Dans son nouveau livre, La bague au doigt, Eva Ionesco raconte sa passion destructrice avec Simon Liberati. L’ancienne reine de la nuit, réalisatrice, actrice et écrivain reconstitue le puzzle de sa vie mais continue de brouiller les pistes.
« Je sors du pressing, je n’ai pas mes lunettes, je vous rappelle », me dit Eva Ionesco au téléphone quand je lui propose un rendez-vous pour évoquer son nouveau livre, La bague au doigt. Elle se montre enthousiaste : « On peut se voir demain dans un café, si vous voulez.» La petite fille lâchée en pâture sous l’objectif de sa mère dès l’âge de cinq ans, déguisée en pin-up ou en princesse avant de devenir, dès ses treize ans, l’une des figures du Palace, la boîte de nuit culte des années 80, a finalement annulé notre rencontre, prétextant, dans un SMS très poliment formulé, une grande lassitude.

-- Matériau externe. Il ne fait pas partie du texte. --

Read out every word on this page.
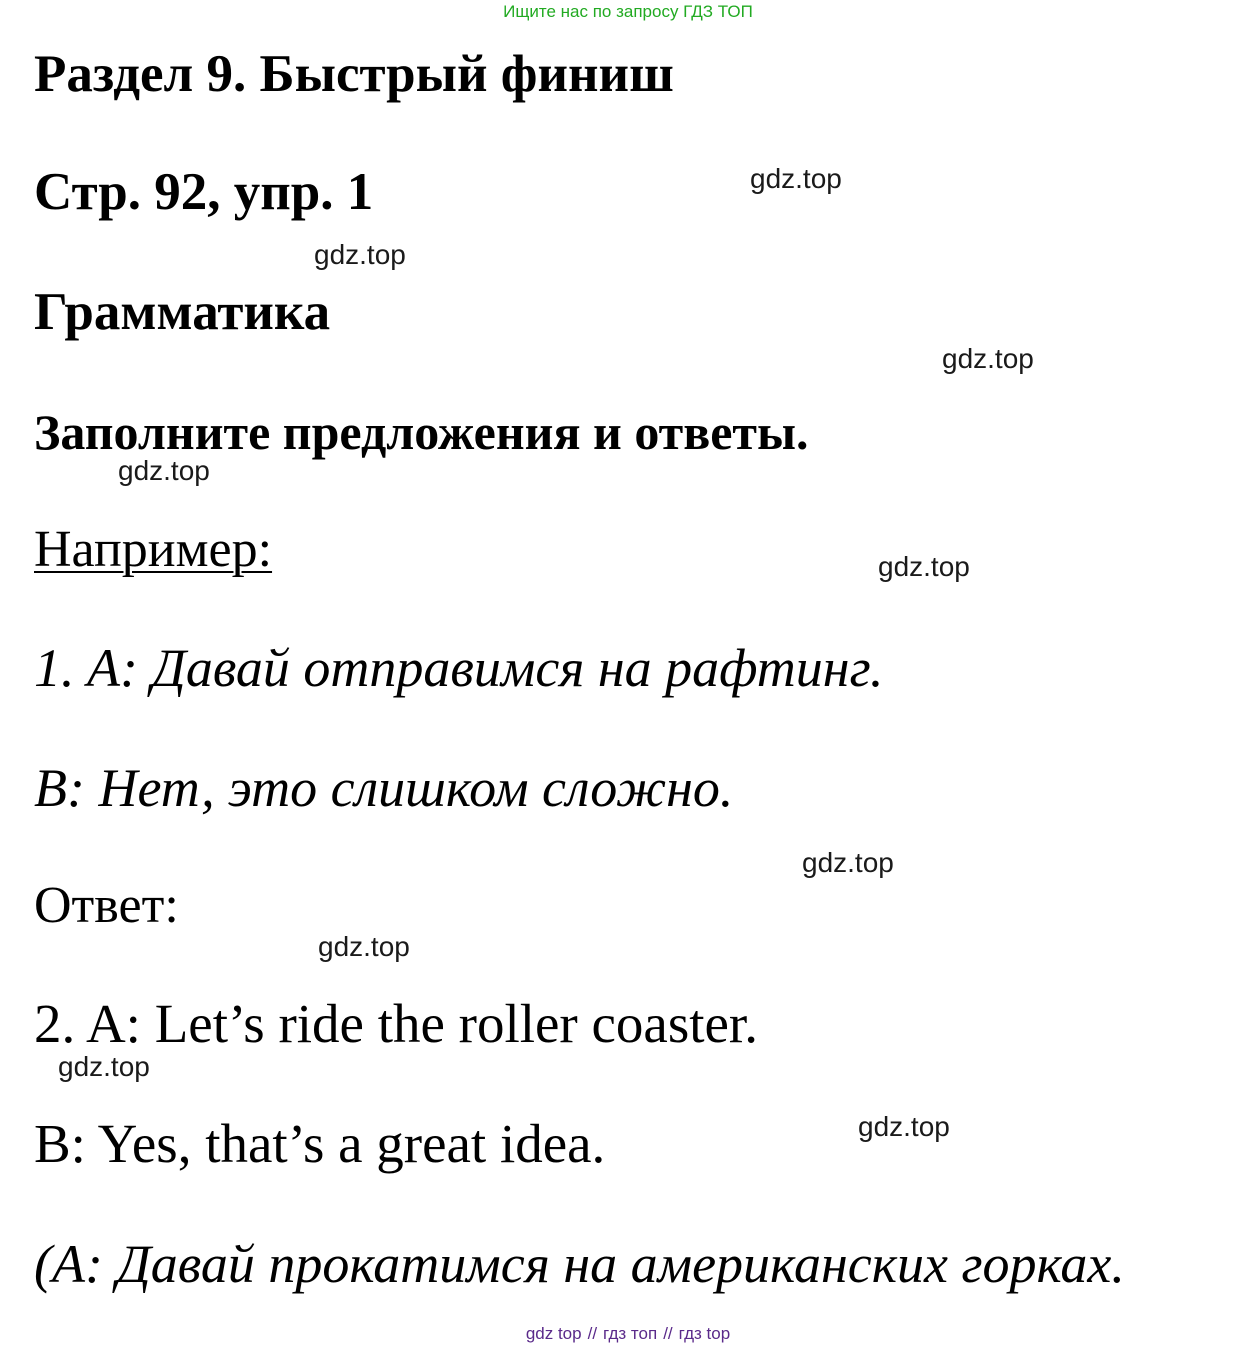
Ищите нас по запросу ГДЗ ТОП
Раздел 9. Быстрый финиш
Стр. 92, упр. 1
Грамматика
Заполните предложения и ответы.
Например:
1. A: Давай отправимся на рафтинг.
B: Нет, это слишком сложно.
Ответ:
2. A: Let’s ride the roller coaster.
B: Yes, that’s a great idea.
(A: Давай прокатимся на американских горках.
gdz.top
gdz.top
gdz.top
gdz.top
gdz.top
gdz.top
gdz.top
gdz.top
gdz.top
gdz top // гдз топ // гдз top
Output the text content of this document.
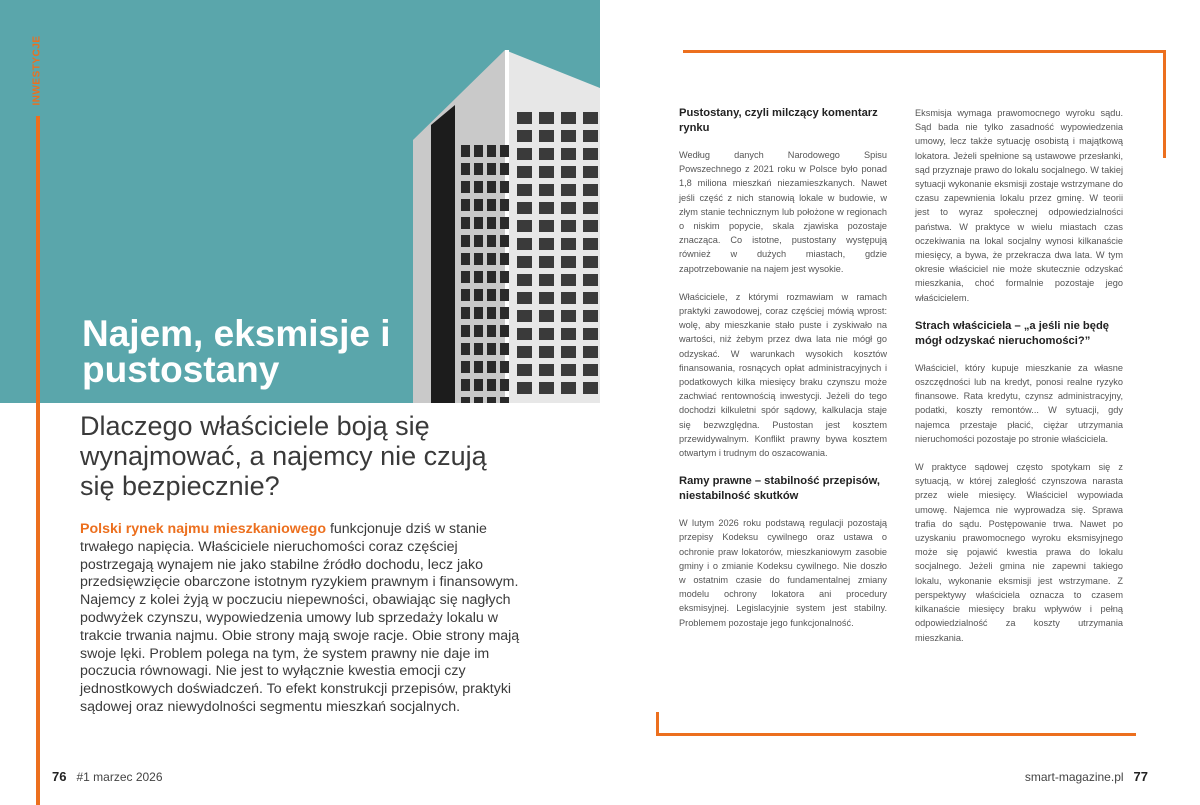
INWESTYCJE
Najem, eksmisje i pustostany
Dlaczego właściciele boją się wynajmować, a najemcy nie czują się bezpiecznie?

Polski rynek najmu mieszkaniowego funkcjonuje dziś w stanie trwałego napięcia. Właściciele nieruchomości coraz częściej postrzegają wynajem nie jako stabilne źródło dochodu, lecz jako przedsięwzięcie obarczone istotnym ryzykiem prawnym i finansowym. Najemcy z kolei żyją w poczuciu niepewności, obawiając się nagłych podwyżek czynszu, wypowiedzenia umowy lub sprzedaży lokalu w trakcie trwania najmu. Obie strony mają swoje racje. Obie strony mają swoje lęki. Problem polega na tym, że system prawny nie daje im poczucia równowagi. Nie jest to wyłącznie kwestia emocji czy jednostkowych doświadczeń. To efekt konstrukcji przepisów, praktyki sądowej oraz niewydolności segmentu mieszkań socjalnych.

76 #1 marzec 2026	smart-magazine.pl 77
Pustostany, czyli milczący komentarz rynku

Według danych Narodowego Spisu Powszechnego z 2021 roku w Polsce było ponad 1,8 miliona mieszkań niezamieszkanych. Nawet jeśli część z nich stanowią lokale w budowie, w złym stanie technicznym lub położone w regionach o niskim popycie, skala zjawiska pozostaje znacząca. Co istotne, pustostany występują również w dużych miastach, gdzie zapotrzebowanie na najem jest wysokie.

Właściciele, z którymi rozmawiam w ramach praktyki zawodowej, coraz częściej mówią wprost: wolę, aby mieszkanie stało puste i zyskiwało na wartości, niż żebym przez dwa lata nie mógł go odzyskać. W warunkach wysokich kosztów finansowania, rosnących opłat administracyjnych i podatkowych kilka miesięcy braku czynszu może zachwiać rentownością inwestycji. Jeżeli do tego dochodzi kilkuletni spór sądowy, kalkulacja staje się bezwzględna. Pustostan jest kosztem przewidywalnym. Konflikt prawny bywa kosztem otwartym i trudnym do oszacowania.

Ramy prawne – stabilność przepisów, niestabilność skutków

W lutym 2026 roku podstawą regulacji pozostają przepisy Kodeksu cywilnego oraz ustawa o ochronie praw lokatorów, mieszkaniowym zasobie gminy i o zmianie Kodeksu cywilnego. Nie doszło w ostatnim czasie do fundamentalnej zmiany modelu ochrony lokatora ani procedury eksmisyjnej. Legislacyjnie system jest stabilny. Problemem pozostaje jego funkcjonalność.

Eksmisja wymaga prawomocnego wyroku sądu. Sąd bada nie tylko zasadność wypowiedzenia umowy, lecz także sytuację osobistą i majątkową lokatora. Jeżeli spełnione są ustawowe przesłanki, sąd przyznaje prawo do lokalu socjalnego. W takiej sytuacji wykonanie eksmisji zostaje wstrzymane do czasu zapewnienia lokalu przez gminę. W teorii jest to wyraz społecznej odpowiedzialności państwa. W praktyce w wielu miastach czas oczekiwania na lokal socjalny wynosi kilkanaście miesięcy, a bywa, że przekracza dwa lata. W tym okresie właściciel nie może skutecznie odzyskać mieszkania, choć formalnie pozostaje jego właścicielem.

Strach właściciela – „a jeśli nie będę mógł odzyskać nieruchomości?”

Właściciel, który kupuje mieszkanie za własne oszczędności lub na kredyt, ponosi realne ryzyko finansowe. Rata kredytu, czynsz administracyjny, podatki, koszty remontów... W sytuacji, gdy najemca przestaje płacić, ciężar utrzymania nieruchomości pozostaje po stronie właściciela.

W praktyce sądowej często spotykam się z sytuacją, w której zaległość czynszowa narasta przez wiele miesięcy. Właściciel wypowiada umowę. Najemca nie wyprowadza się. Sprawa trafia do sądu. Postępowanie trwa. Nawet po uzyskaniu prawomocnego wyroku eksmisyjnego może się pojawić kwestia prawa do lokalu socjalnego. Jeżeli gmina nie zapewni takiego lokalu, wykonanie eksmisji jest wstrzymane. Z perspektywy właściciela oznacza to czasem kilkanaście miesięcy braku wpływów i pełną odpowiedzialność za koszty utrzymania mieszkania.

Je n’ai pas mis en doute cette lassitude. Eva Ionesco semble toujours en équilibre fragile, prête à basculer dans la fêlure béante qui la constitue. Son visage de poupée renfrognée me fascine. J’avais imaginé que nous causerions chiffons, car les vêtements semblent être primordiaux pour elle, ils l’aident à se protéger et à retenir cette petite fille que sa mère exhibait, attifée en héroïne de Lewis Caroll.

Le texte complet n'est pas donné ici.